Wednesday, September 25, 2013

Pumpkin Coffee Cake with Brown Butter Icing

Pumpkin Coffee Cake with Brown Butter Icing - made September 13, 2013 from Cooking Morning Noon Night

I really hate when a recipe fails on me.  The only thing I hate more is blogging about it.  It's so tempting to just put up the stuff that worked, especially when I still have a backlog of good posts to put up.  I know some bloggers only put their successes up so their blog is a consistent source of amazing recipes. I respect that. But I'm honest to a fault and when I first started my blog, it was about my "baking odyssey", good and bad, not "only the stuff that turned out". And I've always maintained I learn as much, if not more, from my failures than my successes so I can't not put up the stuff that didn't turn out.

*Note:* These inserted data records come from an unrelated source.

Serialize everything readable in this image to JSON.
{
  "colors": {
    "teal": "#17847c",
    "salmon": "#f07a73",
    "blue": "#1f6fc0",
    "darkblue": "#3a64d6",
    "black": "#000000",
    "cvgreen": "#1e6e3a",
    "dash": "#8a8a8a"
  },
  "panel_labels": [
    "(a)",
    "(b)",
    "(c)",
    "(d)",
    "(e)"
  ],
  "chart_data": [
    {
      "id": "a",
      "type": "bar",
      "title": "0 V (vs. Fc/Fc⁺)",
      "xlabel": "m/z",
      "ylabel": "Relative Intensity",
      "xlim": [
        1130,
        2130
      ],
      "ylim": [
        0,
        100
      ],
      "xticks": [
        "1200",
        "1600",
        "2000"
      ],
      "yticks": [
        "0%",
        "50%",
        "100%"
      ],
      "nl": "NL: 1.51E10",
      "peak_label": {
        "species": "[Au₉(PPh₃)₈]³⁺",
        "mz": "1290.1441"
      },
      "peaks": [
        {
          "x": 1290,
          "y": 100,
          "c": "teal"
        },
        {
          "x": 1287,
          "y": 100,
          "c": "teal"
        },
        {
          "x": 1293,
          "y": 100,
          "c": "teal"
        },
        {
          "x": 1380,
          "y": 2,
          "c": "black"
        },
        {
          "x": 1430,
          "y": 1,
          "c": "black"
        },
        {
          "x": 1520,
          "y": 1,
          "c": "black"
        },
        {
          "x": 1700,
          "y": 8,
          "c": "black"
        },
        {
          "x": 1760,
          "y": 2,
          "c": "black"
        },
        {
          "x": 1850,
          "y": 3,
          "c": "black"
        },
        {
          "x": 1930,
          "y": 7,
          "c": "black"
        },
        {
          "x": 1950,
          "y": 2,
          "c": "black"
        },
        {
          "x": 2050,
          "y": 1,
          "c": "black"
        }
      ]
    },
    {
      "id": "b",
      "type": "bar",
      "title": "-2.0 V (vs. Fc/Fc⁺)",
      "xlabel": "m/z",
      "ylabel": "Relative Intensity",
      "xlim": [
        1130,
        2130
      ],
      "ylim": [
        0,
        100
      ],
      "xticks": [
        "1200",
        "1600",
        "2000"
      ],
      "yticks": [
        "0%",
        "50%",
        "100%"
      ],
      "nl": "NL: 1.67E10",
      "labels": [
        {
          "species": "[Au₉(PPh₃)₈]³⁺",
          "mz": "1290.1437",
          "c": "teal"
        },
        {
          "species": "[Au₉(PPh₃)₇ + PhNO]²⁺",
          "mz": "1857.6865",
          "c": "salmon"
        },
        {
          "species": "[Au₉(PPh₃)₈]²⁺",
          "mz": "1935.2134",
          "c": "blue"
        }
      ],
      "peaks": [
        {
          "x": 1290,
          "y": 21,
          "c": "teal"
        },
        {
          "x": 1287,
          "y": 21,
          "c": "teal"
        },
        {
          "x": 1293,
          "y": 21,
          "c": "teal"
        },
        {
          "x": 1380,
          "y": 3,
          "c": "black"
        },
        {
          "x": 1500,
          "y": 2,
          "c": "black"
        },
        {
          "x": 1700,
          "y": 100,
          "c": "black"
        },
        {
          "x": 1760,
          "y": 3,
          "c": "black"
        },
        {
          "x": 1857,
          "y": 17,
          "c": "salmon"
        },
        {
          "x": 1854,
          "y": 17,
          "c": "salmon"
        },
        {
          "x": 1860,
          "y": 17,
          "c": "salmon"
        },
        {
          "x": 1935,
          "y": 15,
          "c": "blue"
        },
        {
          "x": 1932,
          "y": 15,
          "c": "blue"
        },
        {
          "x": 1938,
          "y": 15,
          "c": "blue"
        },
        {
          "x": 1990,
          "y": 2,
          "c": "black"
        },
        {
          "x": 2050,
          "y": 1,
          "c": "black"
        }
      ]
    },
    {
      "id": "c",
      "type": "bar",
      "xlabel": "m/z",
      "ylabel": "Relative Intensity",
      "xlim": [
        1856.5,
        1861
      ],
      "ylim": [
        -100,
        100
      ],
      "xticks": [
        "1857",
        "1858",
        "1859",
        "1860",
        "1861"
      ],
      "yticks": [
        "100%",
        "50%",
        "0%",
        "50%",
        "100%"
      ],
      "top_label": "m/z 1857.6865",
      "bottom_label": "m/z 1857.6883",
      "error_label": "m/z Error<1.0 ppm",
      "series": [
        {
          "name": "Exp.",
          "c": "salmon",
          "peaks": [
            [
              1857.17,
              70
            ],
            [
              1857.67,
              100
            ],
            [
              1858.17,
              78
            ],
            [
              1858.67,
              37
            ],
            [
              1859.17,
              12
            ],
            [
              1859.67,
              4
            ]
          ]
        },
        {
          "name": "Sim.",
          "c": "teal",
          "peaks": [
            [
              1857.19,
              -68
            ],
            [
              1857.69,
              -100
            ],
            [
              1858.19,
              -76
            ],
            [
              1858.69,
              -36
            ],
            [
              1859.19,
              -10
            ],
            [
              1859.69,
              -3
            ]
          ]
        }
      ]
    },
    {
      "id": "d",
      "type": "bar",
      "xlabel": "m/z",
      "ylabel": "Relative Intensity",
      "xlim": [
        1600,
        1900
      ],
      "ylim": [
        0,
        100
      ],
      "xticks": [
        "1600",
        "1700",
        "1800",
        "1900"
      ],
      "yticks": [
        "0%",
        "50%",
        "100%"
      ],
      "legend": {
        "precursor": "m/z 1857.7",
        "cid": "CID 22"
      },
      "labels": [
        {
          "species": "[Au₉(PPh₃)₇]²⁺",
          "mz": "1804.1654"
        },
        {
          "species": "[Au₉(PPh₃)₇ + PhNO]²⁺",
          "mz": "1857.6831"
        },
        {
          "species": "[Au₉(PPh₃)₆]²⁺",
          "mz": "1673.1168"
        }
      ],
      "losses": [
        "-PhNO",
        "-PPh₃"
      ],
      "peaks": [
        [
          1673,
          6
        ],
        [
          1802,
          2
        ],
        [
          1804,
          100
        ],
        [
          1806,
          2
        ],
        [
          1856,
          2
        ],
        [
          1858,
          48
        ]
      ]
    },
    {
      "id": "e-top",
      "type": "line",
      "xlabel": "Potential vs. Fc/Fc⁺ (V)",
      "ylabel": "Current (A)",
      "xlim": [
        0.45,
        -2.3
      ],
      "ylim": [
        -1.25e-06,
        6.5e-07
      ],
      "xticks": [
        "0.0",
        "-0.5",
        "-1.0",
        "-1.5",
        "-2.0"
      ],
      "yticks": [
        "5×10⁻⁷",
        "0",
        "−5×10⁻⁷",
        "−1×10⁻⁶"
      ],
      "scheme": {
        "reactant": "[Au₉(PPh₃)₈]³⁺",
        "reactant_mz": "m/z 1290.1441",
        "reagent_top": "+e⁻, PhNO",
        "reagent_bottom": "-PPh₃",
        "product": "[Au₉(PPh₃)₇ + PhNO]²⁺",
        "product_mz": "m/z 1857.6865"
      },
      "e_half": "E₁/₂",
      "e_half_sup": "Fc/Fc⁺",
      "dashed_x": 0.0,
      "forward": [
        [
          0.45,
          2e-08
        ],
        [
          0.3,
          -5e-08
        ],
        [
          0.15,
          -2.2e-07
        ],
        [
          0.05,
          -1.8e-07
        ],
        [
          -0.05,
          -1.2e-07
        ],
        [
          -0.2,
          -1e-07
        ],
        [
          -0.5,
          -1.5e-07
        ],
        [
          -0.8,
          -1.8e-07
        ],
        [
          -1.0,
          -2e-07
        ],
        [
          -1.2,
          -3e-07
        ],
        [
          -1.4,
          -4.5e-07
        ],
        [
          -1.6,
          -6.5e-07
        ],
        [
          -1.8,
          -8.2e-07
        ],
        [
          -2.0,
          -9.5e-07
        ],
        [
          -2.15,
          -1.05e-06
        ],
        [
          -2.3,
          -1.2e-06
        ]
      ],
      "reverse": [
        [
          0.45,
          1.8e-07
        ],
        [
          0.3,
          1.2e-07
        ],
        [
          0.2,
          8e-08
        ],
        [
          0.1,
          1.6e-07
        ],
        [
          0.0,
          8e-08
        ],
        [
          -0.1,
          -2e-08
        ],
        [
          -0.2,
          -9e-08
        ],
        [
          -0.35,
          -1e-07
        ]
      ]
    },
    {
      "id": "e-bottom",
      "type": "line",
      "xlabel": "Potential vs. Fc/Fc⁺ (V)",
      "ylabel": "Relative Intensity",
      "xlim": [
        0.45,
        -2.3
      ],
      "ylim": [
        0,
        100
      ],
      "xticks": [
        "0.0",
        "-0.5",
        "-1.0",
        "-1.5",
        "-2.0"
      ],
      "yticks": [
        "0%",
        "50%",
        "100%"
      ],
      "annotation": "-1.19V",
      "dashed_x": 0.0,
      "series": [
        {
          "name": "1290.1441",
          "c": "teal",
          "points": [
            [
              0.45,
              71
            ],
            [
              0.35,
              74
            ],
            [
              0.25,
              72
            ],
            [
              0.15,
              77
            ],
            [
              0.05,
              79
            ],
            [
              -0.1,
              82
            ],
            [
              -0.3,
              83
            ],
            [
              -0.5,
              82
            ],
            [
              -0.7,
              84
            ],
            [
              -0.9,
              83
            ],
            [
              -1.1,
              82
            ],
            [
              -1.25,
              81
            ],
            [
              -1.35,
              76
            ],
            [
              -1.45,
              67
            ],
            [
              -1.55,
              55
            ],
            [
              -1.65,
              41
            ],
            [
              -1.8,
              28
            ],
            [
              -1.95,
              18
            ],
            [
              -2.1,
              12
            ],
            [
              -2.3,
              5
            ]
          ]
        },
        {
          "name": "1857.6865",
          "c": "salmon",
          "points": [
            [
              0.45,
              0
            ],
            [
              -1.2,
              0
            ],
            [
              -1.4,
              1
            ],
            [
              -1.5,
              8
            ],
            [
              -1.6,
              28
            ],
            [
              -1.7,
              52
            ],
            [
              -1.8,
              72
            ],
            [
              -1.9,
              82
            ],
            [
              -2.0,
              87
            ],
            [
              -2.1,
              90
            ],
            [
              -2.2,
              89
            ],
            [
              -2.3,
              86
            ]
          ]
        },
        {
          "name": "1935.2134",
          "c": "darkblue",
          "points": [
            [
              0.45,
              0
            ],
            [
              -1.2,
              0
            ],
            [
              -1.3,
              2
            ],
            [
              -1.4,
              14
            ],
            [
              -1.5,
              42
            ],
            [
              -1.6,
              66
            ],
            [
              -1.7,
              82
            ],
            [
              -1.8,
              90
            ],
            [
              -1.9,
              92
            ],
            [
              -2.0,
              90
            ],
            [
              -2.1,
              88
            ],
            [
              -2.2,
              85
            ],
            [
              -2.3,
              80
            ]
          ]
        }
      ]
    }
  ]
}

I pinned this cake to my pinboard last year but I was waiting for fall to arrive before I started baking pumpkin desserts. Without any input or encouragement on my part, 2013 decided to whip on by and sure enough, now it's fall, just like that.  So time to try out this recipe.  The directions suggest this cake can be made in a 8 x 11" pan which translates into 88 square inches so I thought it would be "close enough" if I used a 9 x 9" pan or 81 square inches.  Ha.  Wrong. Actually I think I would've been okay even though the cake baked up to a greater thickness than I anticipated except for the streusel.  The darn streusel that makes a good coffee cake but also needs less baking time than an overly thick cake.  I let the cake bake as long as I dared before the streusel started to protest that it was on the verge of burning.  Then I took it out and hoped for the best.  Let it cool, made the brown butter glaze, iced the cake, and tried a piece.
Sadly, the cake was underdone. You can tell just by the picture because that bottom layer is very dense and even looks raw. It didn't even taste that good either, probably because it wasn't baked properly, was too heavy and dense and the flavor didn't impress.  I need to try it again and this time, bake it in at least a 10 x 10 or even a 9 x 13" pan.  It might make for a thinner cake but at least  the cake has a fighting chance of baking long enough before the streusel gives a kick and says "Take me outta here, I'm done." Lesson learned - when baking something with a topping, don't bake the cake in too small of a pan or it won't have time to bake before the topping burns. It sounds obvious now but is clearly one of those things I had to learn the hard way as a reminder. On the plus side, the brown butter icing and the streusel were good.

For the Coffee Cake:
1/2 cup butter, softened
1 1/2 cups sugar
15 oz can pumpkin
3 large eggs
2 1/2 cups all-purpose flour
2 teaspoons baking powder
1 Tablespoon cinnamon
1 1/2 teaspoons ground ginger
1/2 teaspoon salt
1/2 teaspoon pumpkin pie spice

Streusel:
1/2 cup flour
1/2 cup sugar
1/2 cup light brown sugar, packed
1 teaspoon cinnamon
4 Tablespoons butter, melted
2/3 cup chopped walnuts

Preheat your oven to 350 degrees. Grease the inside of a tube pan, bundt pan,  8x11 baking dish or 2 8 inch pie pans (the choice is yours!)
In your stand mixer, combine the butter and sugar on medium speed until fluffy and light in color. Add the pumpkin and eggs and mix thoroughly. In a medium bowl, combine the flour, baking powder, cinnamon and spices. Add the flour mixture to the pumpkin mixture and mix on low speed, then medium speed until combined. Pour the batter into your prepared pan.
Combine the Streusel ingredients in a medium bowl and sprinkle over the cake batter.
Bake the cake for 50-55 minutes or until a toothpick inserted comes out clean.
Cool completely before frosting.

Brown butter icing:
1 1/2 Tablespoons butter
1 1/2 cups powdered sugar
whole milk

Place your butter in a microwave safe bowl and melt until browned and fragrant (about 3-4 minutes). Check the butter often. Pour the butter into the powdered sugar and combine with a whisk. Add just enough milk, starting with one tablespoon at a time until you have a pour-able icing.

Drizzle over the cooled cake

2 comments:

  1. Thank you for posting this! I love to read about recipe "fails." It helps me learn what works and what doesn't. NO ONE likes to spend time, money, and energy on a recipe that does not come out right. I wish more blogs were like yours.